N’oubliez pas que nous sommes déjà un pays mondialisé. Peut-être l’un des plus mondialisés avec une économie aujourd’hui hyper interconnectée. Et qui dit interconnexion dit relations internationales fortes. Or les liens tissés au fil du temps avec nos partenaires à l’étranger ont permis à la Suisse de prospérer. Il n’est pas rare que des entreprises helvétiques actives à l’étranger s’en remettent à nos ambassades lorsqu’elles ont besoin de conseils ou de soutien. En ce sens, notre diplomatie apporte déjà une plus-value indéniable.

Le contexte international rendrait aujourd’hui le travail diplomatique suisse plus délicat. Des critiques ont été émises aussi à propos des mesures d’accompagnement pour protéger les travailleurs contre les risques de sous-enchère ou sur le secret bancaire helvétique. De quoi vous perturber?

Non, je n’ai pas l’impression que notre tâche soit devenue plus compliquée. En revanche, il est vrai que nous devons davantage étayer notre politique étrangère. Il est vrai aussi que nos relations avec l’Union européenne sont compliquées. À terme, une solution doit être trouvée. Mais je note que Berne et Bruxelles ont tendance ces jours à se rapprocher.

Le principal sujet de préoccupation dans ma division concerne surtout les sciences. Le fait que la Suisse ne soit plus associée au programme européen de recherche Horizon reste un problème. A la fois pour la Suisse et pour l’Union européenne. Même si Berne a pris des mesures pour atténuer cette situation, il ne s’agit-là que d’une solution temporaire.

Idem concernant les mesures pour protéger notre infrastructure boursière. L’idéal serait de trouver au moins une équivalence. Il reste à espérer que nous arriverons dans les prochaines années.

Alors que la politique étrangère s’adapte à un monde en mouvement, la Suisse doit-elle défendre aujourd’hui ses intérêts plus farouchement?

Notre interdépendance avec nos partenaires à l’étranger est peut-être plus grande qu’avant. Mais il s’avère délicat de miser sur le statu quo ante. Des résultats obtenus lors de précédentes négociations ne suffisent plus. Des pays essaient de saper les efforts consentis. La pression internationale s’est encore accentuée et les propos sont plus rugueux. Pas seulement en diplomatie, mais de manière générale.

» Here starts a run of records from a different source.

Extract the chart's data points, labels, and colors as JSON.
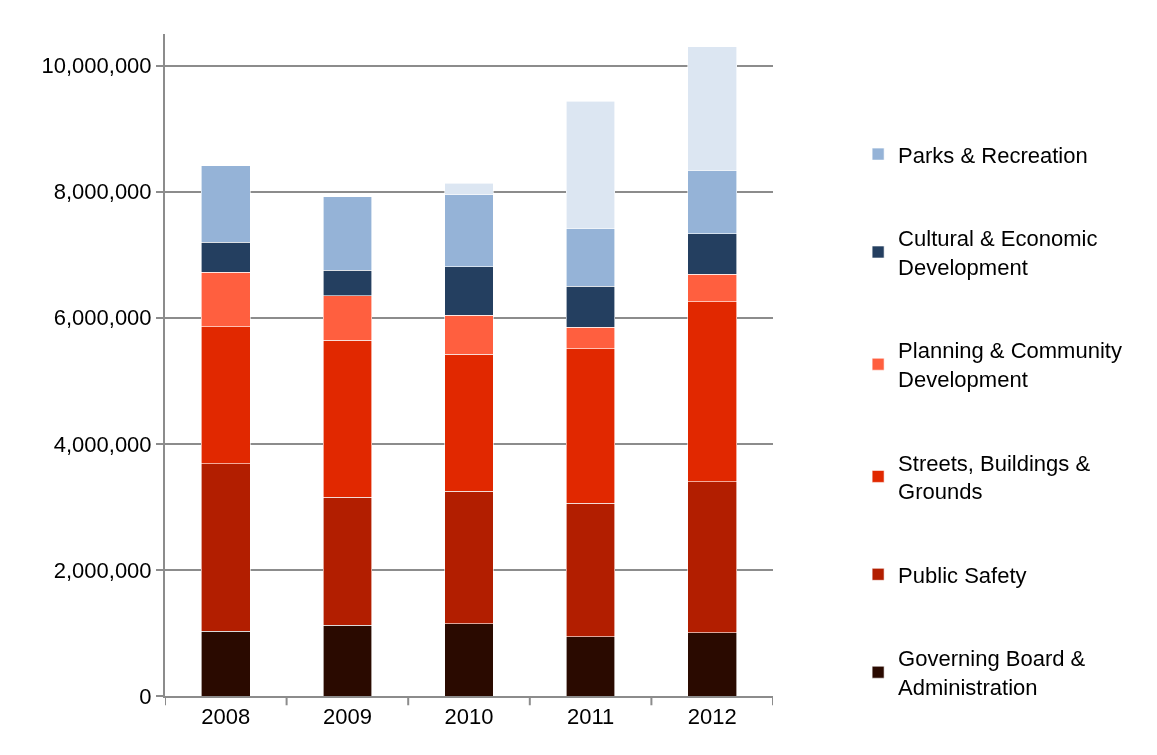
{
  "chart_data": {
    "type": "bar",
    "stacked": true,
    "categories": [
      "2008",
      "2009",
      "2010",
      "2011",
      "2012"
    ],
    "series": [
      {
        "name": "Governing Board & Administration",
        "color": "#2a0a00",
        "values": [
          1030000,
          1120000,
          1150000,
          940000,
          1000000
        ]
      },
      {
        "name": "Public Safety",
        "color": "#b21e00",
        "values": [
          2650000,
          2030000,
          2100000,
          2120000,
          2400000
        ]
      },
      {
        "name": "Streets, Buildings & Grounds",
        "color": "#e12800",
        "values": [
          2180000,
          2490000,
          2170000,
          2450000,
          2850000
        ]
      },
      {
        "name": "Planning & Community Development",
        "color": "#ff5f3f",
        "values": [
          860000,
          710000,
          620000,
          340000,
          440000
        ]
      },
      {
        "name": "Cultural & Economic Development",
        "color": "#243f60",
        "values": [
          480000,
          400000,
          770000,
          650000,
          640000
        ]
      },
      {
        "name": "Parks & Recreation",
        "color": "#95b3d7",
        "values": [
          1210000,
          1170000,
          1140000,
          920000,
          1010000
        ]
      },
      {
        "color": "#dce6f2",
        "values": [
          null,
          null,
          180000,
          2010000,
          1960000
        ]
      }
    ],
    "ylim": [
      0,
      10500000
    ],
    "yticks": [
      0,
      {
        "value": 2000000,
        "label": "2,000,000"
      },
      {
        "value": 4000000,
        "label": "4,000,000"
      },
      {
        "value": 6000000,
        "label": "6,000,000"
      },
      {
        "value": 8000000,
        "label": "8,000,000"
      },
      {
        "value": 10000000,
        "label": "10,000,000"
      }
    ],
    "grid": "y",
    "legend": "right"
  }
}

Chantre du multilatéralisme, la Suisse doit profiter de la présence de l’ONU sur ses terres, à Genève, pour susciter des alliances et faire contrepoids aux puissances qui veulent aujourd’hui s’imposer par la force au détriment du droit international. Un rôle que la Suisse peut jouer à merveille.

La Division Prospérité et durabilité aide le Conseil fédéral à mettre en relation diverses politiques thématiques avec la politique étrangère. Elle garantit la cohérence des positions de la Suisse et assure une collaboration et une coordination efficaces entre le DFAE et les offices compétents des autres départements.

Dans le sillage de la mondialisation des économies et des sociétés, le rapport entre politique intérieure et politique extérieure s’est profondément modifié. Il n’existe plus guère de domaine de la politique intérieure qui ne présente pas aussi une dimension importante de politique extérieure. La politique étrangère ne se limite plus, depuis un certain temps déjà, à l’entretien des relations entre États au sens traditionnel. Pour défendre au mieux ses intérêts, la Suisse doit donc mener une politique étrangère selon une approche globale.

La Division Prospérité et durabilité comprend quatre sections, et le Délégué du Conseil fédéral pour l’Agenda 2030.